Bu itibarla, Yüksek Yargıtay 4. Ceza Dairesinin 18/06/2014 tarih ve 2014/1512 Esas ve 2014/22371 Karar sayılı bozma ilamında yer alan hükmün kaldırılarak suça sürüklenen çocuk hakkında, ...3. Çocuk Mahkemesinin 22/02/2012 tarih ve 2012/778 Esas ve 2012/78 Karar sayılı ilamıyla suça sürüklenen çocuk hakkında TCK 106/1-1, 43/1, 31/3, 62 maddelerinden 10 Ay Hapis ve TCK'nın 50/3. maddesi uyarınca 6000 TL adli para cezası ile cezalandırılmasına ilişkin kararın onanması istemiyle anılan karara itiraz edilmiştir.

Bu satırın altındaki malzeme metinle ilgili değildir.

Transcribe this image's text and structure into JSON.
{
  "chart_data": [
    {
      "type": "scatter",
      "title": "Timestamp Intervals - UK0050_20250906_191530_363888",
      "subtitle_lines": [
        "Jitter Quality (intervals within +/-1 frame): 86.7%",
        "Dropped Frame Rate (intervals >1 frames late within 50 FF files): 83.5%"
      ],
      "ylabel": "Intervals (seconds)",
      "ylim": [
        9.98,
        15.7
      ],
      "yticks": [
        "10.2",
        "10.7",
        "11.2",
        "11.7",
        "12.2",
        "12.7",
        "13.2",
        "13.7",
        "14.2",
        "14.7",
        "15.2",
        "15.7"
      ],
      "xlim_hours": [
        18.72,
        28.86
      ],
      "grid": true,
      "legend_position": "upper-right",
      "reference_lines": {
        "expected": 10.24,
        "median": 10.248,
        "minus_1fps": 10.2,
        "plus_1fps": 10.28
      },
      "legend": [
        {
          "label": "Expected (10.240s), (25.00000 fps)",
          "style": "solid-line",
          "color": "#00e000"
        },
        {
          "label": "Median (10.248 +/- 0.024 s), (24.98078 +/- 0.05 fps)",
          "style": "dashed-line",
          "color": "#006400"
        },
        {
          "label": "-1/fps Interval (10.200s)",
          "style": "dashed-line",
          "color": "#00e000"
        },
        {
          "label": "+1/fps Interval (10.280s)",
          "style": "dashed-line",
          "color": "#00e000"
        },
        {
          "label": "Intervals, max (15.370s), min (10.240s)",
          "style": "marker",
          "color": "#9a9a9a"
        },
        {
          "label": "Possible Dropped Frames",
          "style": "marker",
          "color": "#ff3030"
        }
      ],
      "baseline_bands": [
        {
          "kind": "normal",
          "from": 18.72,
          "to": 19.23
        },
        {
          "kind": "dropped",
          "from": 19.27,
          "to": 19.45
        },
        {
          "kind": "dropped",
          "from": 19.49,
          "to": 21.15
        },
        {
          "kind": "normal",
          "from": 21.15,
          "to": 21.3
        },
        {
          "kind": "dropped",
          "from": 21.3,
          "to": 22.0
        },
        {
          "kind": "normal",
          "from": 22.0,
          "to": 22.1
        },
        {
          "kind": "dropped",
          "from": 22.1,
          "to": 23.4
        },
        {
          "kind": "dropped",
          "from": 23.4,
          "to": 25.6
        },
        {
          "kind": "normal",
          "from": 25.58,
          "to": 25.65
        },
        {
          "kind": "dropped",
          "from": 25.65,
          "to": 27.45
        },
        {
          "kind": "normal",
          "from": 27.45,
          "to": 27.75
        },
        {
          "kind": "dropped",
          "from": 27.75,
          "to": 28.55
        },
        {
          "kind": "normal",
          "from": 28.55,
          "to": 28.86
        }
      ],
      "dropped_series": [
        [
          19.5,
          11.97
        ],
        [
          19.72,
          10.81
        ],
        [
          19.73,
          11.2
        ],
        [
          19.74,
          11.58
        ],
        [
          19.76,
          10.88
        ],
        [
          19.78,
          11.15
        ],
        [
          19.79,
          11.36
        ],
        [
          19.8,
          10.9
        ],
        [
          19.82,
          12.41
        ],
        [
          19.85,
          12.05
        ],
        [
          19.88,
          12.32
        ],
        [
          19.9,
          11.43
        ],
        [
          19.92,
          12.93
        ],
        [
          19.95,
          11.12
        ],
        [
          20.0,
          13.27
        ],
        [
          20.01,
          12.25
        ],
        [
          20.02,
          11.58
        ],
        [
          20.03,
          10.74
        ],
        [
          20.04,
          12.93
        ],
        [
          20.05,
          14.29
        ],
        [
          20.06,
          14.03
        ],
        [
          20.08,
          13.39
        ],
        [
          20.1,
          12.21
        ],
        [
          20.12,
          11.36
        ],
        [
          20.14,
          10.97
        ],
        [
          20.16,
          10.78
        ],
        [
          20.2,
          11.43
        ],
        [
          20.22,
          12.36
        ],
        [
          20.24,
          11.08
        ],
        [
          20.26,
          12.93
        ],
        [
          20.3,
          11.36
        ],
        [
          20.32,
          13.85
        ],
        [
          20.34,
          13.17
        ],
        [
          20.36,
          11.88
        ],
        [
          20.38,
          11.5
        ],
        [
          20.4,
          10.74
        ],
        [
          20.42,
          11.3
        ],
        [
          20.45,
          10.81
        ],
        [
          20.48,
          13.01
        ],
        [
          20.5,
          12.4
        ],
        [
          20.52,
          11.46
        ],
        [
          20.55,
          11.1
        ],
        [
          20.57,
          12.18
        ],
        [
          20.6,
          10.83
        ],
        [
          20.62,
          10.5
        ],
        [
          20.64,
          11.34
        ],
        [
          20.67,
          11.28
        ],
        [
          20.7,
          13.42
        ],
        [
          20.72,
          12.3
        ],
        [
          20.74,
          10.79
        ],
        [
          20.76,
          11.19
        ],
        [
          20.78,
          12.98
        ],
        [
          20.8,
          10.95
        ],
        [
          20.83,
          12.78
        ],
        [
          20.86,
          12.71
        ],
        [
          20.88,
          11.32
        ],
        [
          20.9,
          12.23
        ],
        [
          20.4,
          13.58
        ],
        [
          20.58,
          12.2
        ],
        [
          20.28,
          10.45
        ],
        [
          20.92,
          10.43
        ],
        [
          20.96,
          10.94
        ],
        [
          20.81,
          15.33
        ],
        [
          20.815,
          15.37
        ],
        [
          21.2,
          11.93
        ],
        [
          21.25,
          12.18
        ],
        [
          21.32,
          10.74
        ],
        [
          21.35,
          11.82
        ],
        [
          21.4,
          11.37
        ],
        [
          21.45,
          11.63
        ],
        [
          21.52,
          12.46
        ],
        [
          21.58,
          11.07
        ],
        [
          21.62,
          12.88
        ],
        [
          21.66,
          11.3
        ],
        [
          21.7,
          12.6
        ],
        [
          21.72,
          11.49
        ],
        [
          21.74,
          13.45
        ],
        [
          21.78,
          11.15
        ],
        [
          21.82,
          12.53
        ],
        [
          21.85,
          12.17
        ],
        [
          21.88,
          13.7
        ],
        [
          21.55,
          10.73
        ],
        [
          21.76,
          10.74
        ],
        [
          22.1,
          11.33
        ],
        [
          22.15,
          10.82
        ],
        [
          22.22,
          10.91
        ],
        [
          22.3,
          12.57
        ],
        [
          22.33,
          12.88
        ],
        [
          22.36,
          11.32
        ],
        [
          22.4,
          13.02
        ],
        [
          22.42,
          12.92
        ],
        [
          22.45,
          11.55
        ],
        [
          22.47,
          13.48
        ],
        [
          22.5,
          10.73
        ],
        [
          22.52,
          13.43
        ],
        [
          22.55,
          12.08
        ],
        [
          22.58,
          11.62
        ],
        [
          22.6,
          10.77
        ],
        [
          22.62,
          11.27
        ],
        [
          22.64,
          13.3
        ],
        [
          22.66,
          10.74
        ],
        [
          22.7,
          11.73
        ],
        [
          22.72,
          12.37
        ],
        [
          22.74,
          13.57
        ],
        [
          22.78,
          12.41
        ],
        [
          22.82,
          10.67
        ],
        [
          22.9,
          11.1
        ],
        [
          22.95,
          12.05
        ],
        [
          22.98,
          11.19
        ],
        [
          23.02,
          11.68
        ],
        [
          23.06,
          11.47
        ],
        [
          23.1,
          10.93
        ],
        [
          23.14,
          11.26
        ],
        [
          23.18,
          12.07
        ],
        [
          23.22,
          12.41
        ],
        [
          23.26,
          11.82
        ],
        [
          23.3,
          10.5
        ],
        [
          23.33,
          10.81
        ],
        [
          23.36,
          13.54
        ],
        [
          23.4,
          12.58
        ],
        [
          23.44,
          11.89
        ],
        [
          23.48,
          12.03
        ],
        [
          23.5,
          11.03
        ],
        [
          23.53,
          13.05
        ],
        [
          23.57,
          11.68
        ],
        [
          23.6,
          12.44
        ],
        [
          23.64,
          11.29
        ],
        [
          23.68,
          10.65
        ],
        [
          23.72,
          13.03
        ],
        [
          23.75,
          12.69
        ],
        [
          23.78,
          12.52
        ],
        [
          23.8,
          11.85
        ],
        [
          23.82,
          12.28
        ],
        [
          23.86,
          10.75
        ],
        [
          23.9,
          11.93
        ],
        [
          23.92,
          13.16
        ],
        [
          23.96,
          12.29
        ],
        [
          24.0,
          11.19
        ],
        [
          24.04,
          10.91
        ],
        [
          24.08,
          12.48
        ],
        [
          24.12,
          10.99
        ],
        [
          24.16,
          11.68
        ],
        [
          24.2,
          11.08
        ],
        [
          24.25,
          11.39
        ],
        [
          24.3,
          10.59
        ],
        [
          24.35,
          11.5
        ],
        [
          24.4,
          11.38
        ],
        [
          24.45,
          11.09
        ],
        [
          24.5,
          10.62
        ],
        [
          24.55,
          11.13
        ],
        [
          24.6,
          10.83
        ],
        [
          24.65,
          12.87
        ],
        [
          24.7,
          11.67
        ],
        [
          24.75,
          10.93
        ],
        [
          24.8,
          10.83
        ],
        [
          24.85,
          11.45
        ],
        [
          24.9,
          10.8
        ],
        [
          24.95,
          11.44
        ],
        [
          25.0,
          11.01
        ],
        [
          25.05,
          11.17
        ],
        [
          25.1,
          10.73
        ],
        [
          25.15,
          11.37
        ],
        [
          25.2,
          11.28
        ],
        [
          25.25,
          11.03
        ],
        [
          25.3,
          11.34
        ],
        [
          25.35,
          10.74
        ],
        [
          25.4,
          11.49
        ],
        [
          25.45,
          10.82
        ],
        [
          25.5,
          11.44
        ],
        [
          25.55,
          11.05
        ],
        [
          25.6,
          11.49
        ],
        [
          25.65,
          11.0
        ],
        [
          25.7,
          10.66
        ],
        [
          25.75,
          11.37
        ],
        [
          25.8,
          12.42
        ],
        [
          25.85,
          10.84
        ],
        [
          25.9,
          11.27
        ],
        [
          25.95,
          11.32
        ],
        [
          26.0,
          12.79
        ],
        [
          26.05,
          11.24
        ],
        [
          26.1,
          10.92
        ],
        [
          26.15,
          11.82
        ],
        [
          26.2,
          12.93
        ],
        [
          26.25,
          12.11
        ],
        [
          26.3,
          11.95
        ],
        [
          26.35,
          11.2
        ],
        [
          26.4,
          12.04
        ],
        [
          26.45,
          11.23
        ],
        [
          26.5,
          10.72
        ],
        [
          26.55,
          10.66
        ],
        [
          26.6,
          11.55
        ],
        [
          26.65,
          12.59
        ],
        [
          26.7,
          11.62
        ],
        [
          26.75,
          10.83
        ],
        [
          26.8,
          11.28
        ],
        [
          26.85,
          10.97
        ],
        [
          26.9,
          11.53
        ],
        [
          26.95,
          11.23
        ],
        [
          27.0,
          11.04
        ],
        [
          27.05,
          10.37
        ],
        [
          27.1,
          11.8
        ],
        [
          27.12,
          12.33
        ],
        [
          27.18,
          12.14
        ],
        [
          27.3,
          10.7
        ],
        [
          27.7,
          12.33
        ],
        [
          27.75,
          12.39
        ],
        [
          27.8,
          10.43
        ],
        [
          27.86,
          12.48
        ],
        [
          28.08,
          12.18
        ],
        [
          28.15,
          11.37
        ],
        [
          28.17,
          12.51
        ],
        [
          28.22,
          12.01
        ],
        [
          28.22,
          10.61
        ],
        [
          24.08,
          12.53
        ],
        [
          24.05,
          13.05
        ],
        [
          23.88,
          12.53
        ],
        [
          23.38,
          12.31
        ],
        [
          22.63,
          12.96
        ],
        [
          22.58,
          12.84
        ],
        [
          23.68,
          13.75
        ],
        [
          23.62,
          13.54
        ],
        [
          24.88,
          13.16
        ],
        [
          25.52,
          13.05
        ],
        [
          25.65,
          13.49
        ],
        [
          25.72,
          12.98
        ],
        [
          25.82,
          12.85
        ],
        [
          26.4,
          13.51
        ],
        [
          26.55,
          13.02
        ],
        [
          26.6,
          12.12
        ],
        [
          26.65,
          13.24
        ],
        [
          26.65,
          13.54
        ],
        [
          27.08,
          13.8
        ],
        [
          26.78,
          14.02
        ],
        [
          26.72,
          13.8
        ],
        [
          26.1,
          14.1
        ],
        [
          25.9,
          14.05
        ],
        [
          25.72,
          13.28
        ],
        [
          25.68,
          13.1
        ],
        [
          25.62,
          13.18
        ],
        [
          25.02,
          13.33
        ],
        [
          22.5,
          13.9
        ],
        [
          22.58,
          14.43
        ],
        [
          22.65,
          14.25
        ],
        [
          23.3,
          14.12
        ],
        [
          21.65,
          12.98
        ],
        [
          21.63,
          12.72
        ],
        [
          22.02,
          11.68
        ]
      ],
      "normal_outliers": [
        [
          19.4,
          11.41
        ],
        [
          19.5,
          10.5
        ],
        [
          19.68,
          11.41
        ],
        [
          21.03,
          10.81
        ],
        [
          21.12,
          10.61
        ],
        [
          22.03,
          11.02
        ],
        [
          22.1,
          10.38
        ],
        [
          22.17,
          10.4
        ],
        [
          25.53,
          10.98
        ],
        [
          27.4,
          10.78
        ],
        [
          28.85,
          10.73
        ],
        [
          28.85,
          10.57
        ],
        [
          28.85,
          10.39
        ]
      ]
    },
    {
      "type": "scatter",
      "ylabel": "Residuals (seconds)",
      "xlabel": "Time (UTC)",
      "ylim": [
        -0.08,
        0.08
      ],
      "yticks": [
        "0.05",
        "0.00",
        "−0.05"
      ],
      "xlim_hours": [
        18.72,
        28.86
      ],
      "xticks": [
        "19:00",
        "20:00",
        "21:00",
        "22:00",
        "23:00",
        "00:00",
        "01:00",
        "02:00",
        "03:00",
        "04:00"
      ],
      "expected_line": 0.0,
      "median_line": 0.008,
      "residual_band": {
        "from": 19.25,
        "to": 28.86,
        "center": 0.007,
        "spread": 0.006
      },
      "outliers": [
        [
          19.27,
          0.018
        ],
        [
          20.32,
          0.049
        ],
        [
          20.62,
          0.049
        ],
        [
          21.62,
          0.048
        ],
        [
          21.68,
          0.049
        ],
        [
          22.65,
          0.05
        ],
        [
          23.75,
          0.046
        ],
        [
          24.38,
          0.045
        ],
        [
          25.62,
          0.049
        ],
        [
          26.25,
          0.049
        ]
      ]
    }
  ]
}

SONUÇ VE İSTEM: Yukarıda açıklanan nedenler ve tüm dosya kapsamına göre,
1-İtirazımızın KABULÜNE,
2-Yüksek Yargıtay 4. Ceza Dairesinin 18/06/2014 tarih ve 2014/1512 Esas ve 2014/22371 Karar sayılı bozma ilamının KALDIRILMASINA,
3-...3. Çocuk Mahkemesinin 22/02/2012 tarih ve 2012/778 Esas ve 2012/78 Karar sayılı ilamının ONANMASINA,
4-İtirazımız kabul edilmediği takdirde dosyanın incelenmek üzere, Yüksek Yargıtay Ceza Genel Kuruluna gönderilmesine karar verilmesi, itirazen arz ve talep olunur.' isteminde bulunulması üzerine dosya Dairemize gönderilmekle, incelenerek gereği düşünüldü:
II- İTİRAZIN KAPSAMI
İtiraz, tehdit suçundan, suça sürüklenen çocuk ... hakkında verilen mahkumiyet kararının bozulmasına dair, Dairemizin 18/06/2014 tarihli kararına ilişkindir.
III- KARAR
TCK’nın 61. maddesindeki ölçütler ve aynı Kanunun 3. maddesindeki “fiilin ağırlığı ile orantılı ceza verilmesi ilkesi” çerçevesinde somut olay açıkça irdelenerek, temel cezanın saptanması gerektiği gözetilmeden, dosya içeriğiyle uyumlu olmayan maddedeki bazı ibarelerin tekrarlanması suretiyle, temel cezanın alt sınırdan uzaklaşılarak ve hakkaniyet ölçülerine uyulmayarak fazla ceza tayin edildiği, ayrıca suça sürüklenen çocuğun katılana yönelik hakaret içerikli mesajlarının 20.35 ila 20.59 saatleri arasında, 24 dakikalık kısa bir süre içerisinde gönderilmesi ve eylemler arasında, mesaj aralıklarının çok kısa olması nedeniyle değişik zamanlarda bir kişiye karşı aynı suçun birden fazla işlenmesi durumunu doğuracak bir kesinti mevcut olmadığı anlaşıldığından,
Dairemizin 18.06.2014 tarih ve 2014/1512 Esas 2014/22371 Karar sayılı kararı usul ve yasaya uygun bulunmakla, Yargıtay Cumhuriyet Başsavcılığının itirazları yerinde görülmediğinden REDDİNE, 6352 sayılı Kanun ile değişik 5271 sayılı Kanunun 308. maddesinin 3. fıkrası gereğince itirazı incelemek üzere dosyanın Yargıtay Ceza Genel Kuruluna GÖNDERİLMESİNE, 18.12.2014 tarihinde oybirliğiyle karar verildi.